A decision by the state Supreme Court that finds the state’s felony drug possession law to be unconstitutional and void will have ripple effects across the law and justice system in the state and in Island County.
As State v. Blake has been interpreted, jail and prison inmates convicted of felony drug possession will be freed and convictions vacated. Sheriff Rick Felici reported right after the decision that an inmate who was in jail on a felony drug possession case would be released.
Chief Criminal Deputy Prosecutor Eric Ohme confirmed Tuesday that many cases have already been dismissed.
In addition, others serving time will need to be re-sentenced. More serious cases may be dismissed under the “fruit of the poisonous tree” doctrine. Some drug court participants will be released.
Police will no longer be able to arrest or even investigate suspects in drug possession cases.
“While it could be argued that this change will reduce the number of people incarcerated in the state,” Sheriff Rick Felici wrote in a statement, “and that drug abuse is better treated as a public health issue, this change will also have an impact on the number of people who were motivated to get into treatment as a result of their arrest and it will impact law enforcement’s ability to ‘work their way up the chain’ to get to drug dealers.”
Lawmakers in Olympia have already proposed a bill that would fix the law going forward by adding a single word — “knowingly” — but felony drug possession is currently not a crime in the state as a consequence of the ruling, although drug dealing, delivery and manufacturing remains as illegal as ever, according to Island County Prosecutor Greg Banks.
In a weird wrinkle, Banks pointed out, misdemeanor marijuana possession remains a crime, although it’s unlikely to be enforced.
Banks said prosecutors are still analyzing and debating the impact of the decision, which was published Friday.
In the 5-4 decision, the justices noted that a conviction for felony drug possession has momentous consequences for a defendant, from possible prison time to the deprivation of numerous rights and opportunities. Yet under the state statute, the police and prosecution seeking a conviction don’t have to prove that a defendant knew he or she possessed an illegal drug.
The justices found this to be contrary to both the state and federal constitutions. This conforms to the requirements of felony drug possession laws in every other state, Banks said, but the unusual aspect of the decision is that instead of simply interpreting the law to require proof of intent, the justices completely voided it — which applies retroactively.
The Spokane County’s Prosecutor’s Office has the option of asking the Supreme Court to reconsider the decision.
Banks pointed out that convictions for felony drug possession increases defendants’ offender scores, which impact the standard sentencing range for crimes. It’s likely, therefore, that many people serving time will have to be re-sentenced without consideration for “points” based on drug possession convictions.
Others may appeal their convictions altogether. If police conducted a search based on probable cause of drug possession and discovered other crimes — which isn’t uncommon — then the entire case may be dismissed since it was the “fruit of the poisonous tree.” Banks said an example might be evidence of identity theft uncovered when police search a car based on evidence of drug possession.
In his statement, Felici wrote that officers will no longer be able to conduct criminal investigations, arrest someone or get a search warrant based on simple possession of a controlled substance, which is a fairly dramatic change for law enforcement.
If lawmakers pass the revised bill, Banks opined, then law enforcement will largely return to the way it was. Police will have the burden of proving that a suspect “knowingly” possessed a drug, as opposed to the defendant being burdened with proving the possession was unwitting. Banks said experienced officers were already gathering such evidence.
Beyond cops and prosecutors, advocates and others in the state have cheered the high court’s decision, arguing that it means more individuals suffering from addiction will be able to get help since money can be diverted from the law-and-justice system to treatment programs.
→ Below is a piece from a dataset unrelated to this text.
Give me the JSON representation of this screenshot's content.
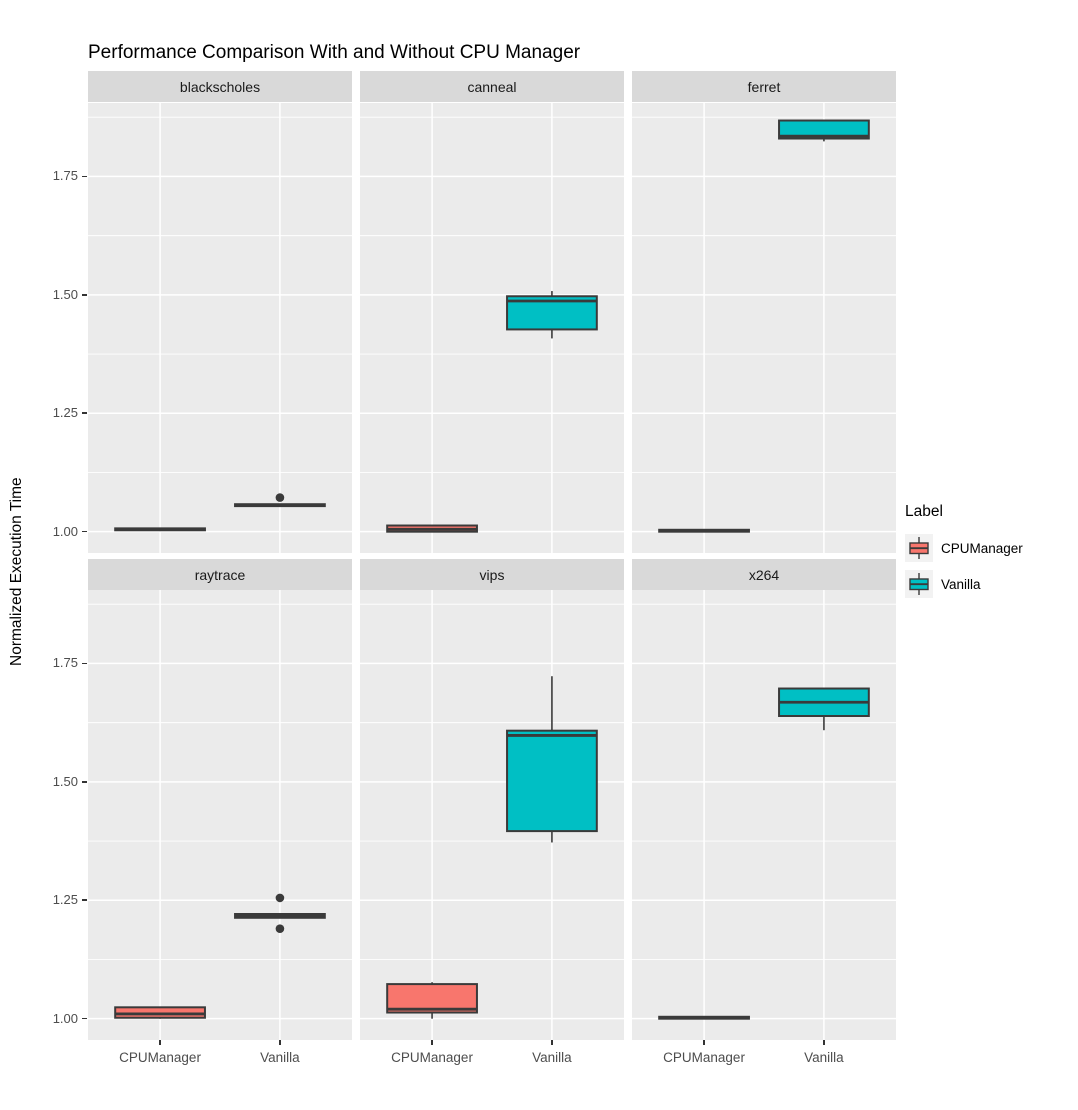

Officials in social services, law and justice and beyond have long argued that jails are not the right place to deal with people who suffer from addiction, which is considered as much of a medical problem as diabetes or COVID-19.
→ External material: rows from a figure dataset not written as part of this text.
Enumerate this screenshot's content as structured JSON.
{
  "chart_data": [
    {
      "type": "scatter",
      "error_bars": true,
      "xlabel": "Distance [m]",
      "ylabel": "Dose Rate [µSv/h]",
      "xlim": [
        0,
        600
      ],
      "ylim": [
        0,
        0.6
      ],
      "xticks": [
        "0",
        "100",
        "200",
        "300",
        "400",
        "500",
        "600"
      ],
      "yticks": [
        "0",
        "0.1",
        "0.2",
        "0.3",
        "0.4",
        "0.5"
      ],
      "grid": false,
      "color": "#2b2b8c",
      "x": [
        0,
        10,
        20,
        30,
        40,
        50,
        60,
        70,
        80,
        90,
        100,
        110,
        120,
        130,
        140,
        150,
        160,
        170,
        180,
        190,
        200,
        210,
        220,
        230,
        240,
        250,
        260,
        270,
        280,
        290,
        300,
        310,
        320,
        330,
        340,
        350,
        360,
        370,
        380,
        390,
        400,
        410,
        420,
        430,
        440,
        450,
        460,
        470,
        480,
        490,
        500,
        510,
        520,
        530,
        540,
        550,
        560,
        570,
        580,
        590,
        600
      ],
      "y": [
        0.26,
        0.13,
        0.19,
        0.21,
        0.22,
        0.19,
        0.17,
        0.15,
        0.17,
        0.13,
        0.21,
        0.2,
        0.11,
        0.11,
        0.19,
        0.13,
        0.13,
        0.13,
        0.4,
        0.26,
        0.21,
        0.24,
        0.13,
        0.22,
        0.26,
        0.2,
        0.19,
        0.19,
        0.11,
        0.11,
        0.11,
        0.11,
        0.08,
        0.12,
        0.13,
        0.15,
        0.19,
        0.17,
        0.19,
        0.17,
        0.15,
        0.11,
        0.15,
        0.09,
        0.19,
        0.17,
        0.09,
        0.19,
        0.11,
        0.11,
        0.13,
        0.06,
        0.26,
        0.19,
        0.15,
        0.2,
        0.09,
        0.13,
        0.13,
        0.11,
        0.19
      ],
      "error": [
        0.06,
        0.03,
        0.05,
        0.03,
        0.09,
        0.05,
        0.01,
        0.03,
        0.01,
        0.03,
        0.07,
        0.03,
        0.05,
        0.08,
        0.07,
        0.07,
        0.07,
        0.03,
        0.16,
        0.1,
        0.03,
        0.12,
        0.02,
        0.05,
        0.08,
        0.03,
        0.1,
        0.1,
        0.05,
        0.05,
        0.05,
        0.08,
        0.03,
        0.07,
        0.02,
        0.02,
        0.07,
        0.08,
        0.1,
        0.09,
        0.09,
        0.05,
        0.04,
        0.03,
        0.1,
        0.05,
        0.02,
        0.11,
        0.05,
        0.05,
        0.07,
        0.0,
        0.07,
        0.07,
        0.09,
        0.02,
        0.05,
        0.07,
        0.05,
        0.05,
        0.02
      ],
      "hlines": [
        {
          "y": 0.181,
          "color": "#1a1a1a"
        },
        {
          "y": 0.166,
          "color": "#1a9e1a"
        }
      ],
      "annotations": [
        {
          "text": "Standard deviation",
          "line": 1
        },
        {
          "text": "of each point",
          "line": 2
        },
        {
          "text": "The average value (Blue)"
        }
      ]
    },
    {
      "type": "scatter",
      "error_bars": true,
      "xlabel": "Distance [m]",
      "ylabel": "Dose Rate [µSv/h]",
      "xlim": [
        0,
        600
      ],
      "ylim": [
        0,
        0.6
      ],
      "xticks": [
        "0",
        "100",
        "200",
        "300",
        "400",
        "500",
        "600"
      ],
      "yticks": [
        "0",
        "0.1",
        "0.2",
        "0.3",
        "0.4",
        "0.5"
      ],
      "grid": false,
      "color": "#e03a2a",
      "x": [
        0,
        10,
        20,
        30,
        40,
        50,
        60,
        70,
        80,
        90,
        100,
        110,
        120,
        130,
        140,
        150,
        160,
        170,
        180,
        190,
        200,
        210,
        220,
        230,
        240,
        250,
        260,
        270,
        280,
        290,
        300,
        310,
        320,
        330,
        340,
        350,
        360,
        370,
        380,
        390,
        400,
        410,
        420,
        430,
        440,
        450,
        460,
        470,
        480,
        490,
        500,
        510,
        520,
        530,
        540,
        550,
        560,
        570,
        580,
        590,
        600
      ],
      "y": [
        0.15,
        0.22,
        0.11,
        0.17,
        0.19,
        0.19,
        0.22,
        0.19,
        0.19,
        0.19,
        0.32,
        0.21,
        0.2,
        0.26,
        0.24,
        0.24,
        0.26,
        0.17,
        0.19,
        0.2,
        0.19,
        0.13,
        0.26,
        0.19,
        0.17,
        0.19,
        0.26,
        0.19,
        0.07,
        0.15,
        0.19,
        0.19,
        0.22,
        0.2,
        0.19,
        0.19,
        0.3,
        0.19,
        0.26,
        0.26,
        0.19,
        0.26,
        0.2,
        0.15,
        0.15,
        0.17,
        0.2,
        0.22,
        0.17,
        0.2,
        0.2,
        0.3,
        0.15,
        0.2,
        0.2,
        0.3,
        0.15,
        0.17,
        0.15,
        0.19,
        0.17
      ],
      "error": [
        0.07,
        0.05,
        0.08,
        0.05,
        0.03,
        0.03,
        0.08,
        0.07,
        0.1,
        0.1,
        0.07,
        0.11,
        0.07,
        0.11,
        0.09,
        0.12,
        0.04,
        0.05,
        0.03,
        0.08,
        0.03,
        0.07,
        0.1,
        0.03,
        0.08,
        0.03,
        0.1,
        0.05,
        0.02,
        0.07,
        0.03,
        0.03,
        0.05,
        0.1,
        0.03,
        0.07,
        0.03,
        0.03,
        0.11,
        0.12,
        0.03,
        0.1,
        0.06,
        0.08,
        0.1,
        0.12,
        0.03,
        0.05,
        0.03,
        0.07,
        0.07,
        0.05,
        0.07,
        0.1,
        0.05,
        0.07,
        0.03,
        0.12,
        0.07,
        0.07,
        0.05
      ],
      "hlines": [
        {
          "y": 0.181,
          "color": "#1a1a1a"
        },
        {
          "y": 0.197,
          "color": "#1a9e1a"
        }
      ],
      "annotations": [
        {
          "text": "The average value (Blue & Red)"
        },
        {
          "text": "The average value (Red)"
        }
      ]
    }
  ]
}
Yet the impact of the high court’s decision might have the opposite effect on Whidbey in the short term.
Island County’s much-touted drug court programs for adults and youth will likely lose participants who were facing felony drug possession charges.
Under the law, people who are charged with non-violent crimes related to — or motivated by — drug or alcohol addiction and are accepted into a drug court program can have the charges dropped upon graduation.
The intensive program employs a “tough love” strategy that has helped many people — including those with lifelong, seemingly intractable problems — break the bonds of drug addiction and move forward with their lives.
Carolyn Pence, the county’s drug court coordinator, said eight people graduated from adult drug court last year. Upon graduation, they were all employed, in stable housing and contributing members of the community.
“A lot of the people who have graduated said they wouldn’t be where they are without drug court,” she said.
Pence said she hopes that the people who are released from drug court because of the ruling will continue the work of adopting a life of sobriety. She said those people — and also those who’ve graduated — can still reach out to drug court for referrals, recommendations and other assistance.
“We want people to continue on their road to recovery and reach out for help when they need it,” she said.